This is a good example of a question with answers of very different levels of mathematical sophistication! Since you say nothing about this, let me try an elementary one.
What you call the Dirac delta function (which is not a function, at least not in the sense of a function from $\mathbb R$ to $\mathbb R$) is a strange object but something about it is clear:
One asks that $\displaystyle\int_y^z\delta(x)\mathrm dx=0$ if $y\leqslant z<0$ or if $0<y\leqslant z$ and that $\displaystyle\int_y^z\delta(x)\mathrm dx=1$ is $y<0<z$.
We will not use anything else about the Dirac $\delta$.
If one also asks that $\displaystyle\int_y^zu''(x)\mathrm dx=u'(z)-u'(y)$ for every $y\leqslant z$, one can integrate once your equation $\color{red}{-u''=\delta}$, getting
that there exists $a$ such that
$$
u'(x)=a-[x\geqslant0],
$$
where we used Iverson bracket notation. Now let us integrate this once again.
Using the facts that $\displaystyle\int_y^zu'(x)\mathrm dx$ should be $u(z)-u(y)$ for every $y\leqslant z$, and the value of $\displaystyle\int_y^z[x\geqslant0]\mathrm dx$, one gets that for every fixed negative number $x_0$,
$$
u(x)=u(x_0)+a(x-x_0)-x\cdot[x\geqslant0].
$$
This means that $b=u(x_0)-ax_0$ does not depend on $x_0<0$, hence finally, for every $x$ in $\mathbb R$,
$$
\color{red}{u(x)=ax+b-x\cdot[x\geqslant0]}.
$$
(And the condition that $u(-2)=u(3)=0$ imposes that $a=3/5$ and $b=6/5$.)

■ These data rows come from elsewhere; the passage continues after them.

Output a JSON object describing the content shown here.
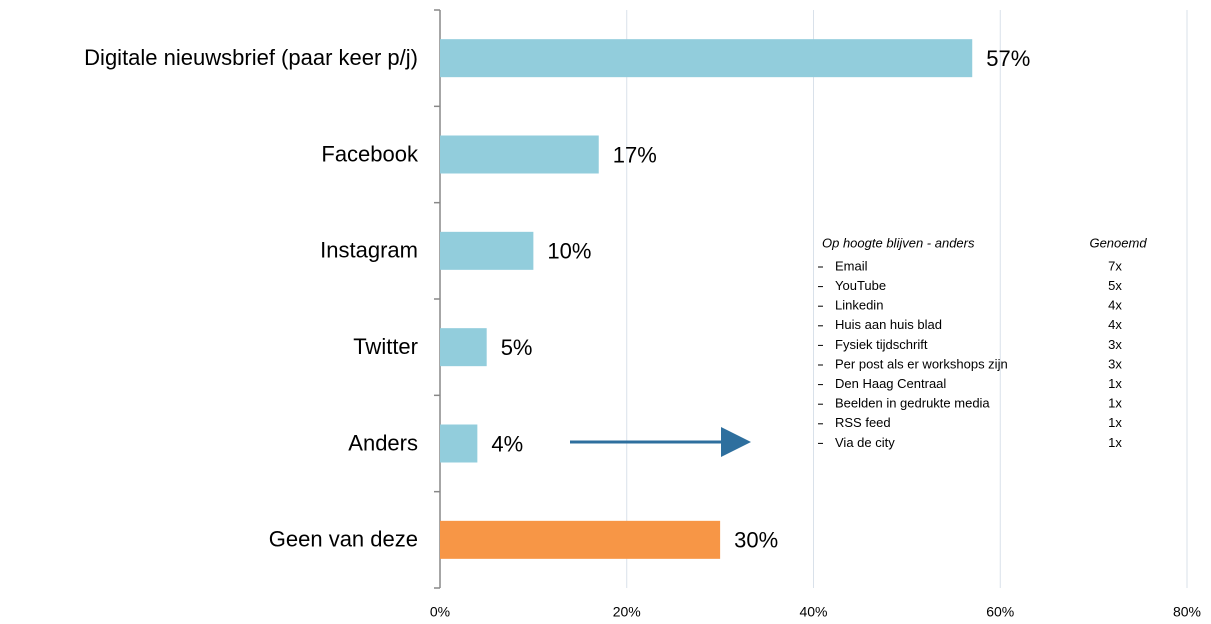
{
  "chart_data": {
    "type": "bar",
    "orientation": "horizontal",
    "categories": [
      "Digitale nieuwsbrief (paar keer p/j)",
      "Facebook",
      "Instagram",
      "Twitter",
      "Anders",
      "Geen van deze"
    ],
    "values": [
      57,
      17,
      10,
      5,
      4,
      30
    ],
    "value_labels": [
      "57%",
      "17%",
      "10%",
      "5%",
      "4%",
      "30%"
    ],
    "colors": [
      "#92cddc",
      "#92cddc",
      "#92cddc",
      "#92cddc",
      "#92cddc",
      "#f79646"
    ],
    "xlim": [
      0,
      80
    ],
    "xticks": [
      {
        "value": 0,
        "label": "0%"
      },
      {
        "value": 20,
        "label": "20%"
      },
      {
        "value": 40,
        "label": "40%"
      },
      {
        "value": 60,
        "label": "60%"
      },
      {
        "value": 80,
        "label": "80%"
      }
    ],
    "grid": true,
    "inset_table": {
      "header": [
        "Op hoogte blijven - anders",
        "Genoemd"
      ],
      "rows": [
        [
          "Email",
          "7x"
        ],
        [
          "YouTube",
          "5x"
        ],
        [
          "Linkedin",
          "4x"
        ],
        [
          "Huis aan huis blad",
          "4x"
        ],
        [
          "Fysiek tijdschrift",
          "3x"
        ],
        [
          "Per post als er workshops zijn",
          "3x"
        ],
        [
          "Den Haag Centraal",
          "1x"
        ],
        [
          "Beelden in gedrukte media",
          "1x"
        ],
        [
          "RSS feed",
          "1x"
        ],
        [
          "Via de city",
          "1x"
        ]
      ]
    }
  }
}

This is the general solution of the equation $-u''=\delta$. Note that every solution $u$ is $C^\infty$ on $\mathbb R\setminus\{0\}$ but only $C^0$ at $0$ hence $u'$ and $u''$ do not exist in the rigorous sense usually meant in mathematics. Note finally that $u$ is also
$$
u(x)=ax+b-x\cdot[x\gt0].
$$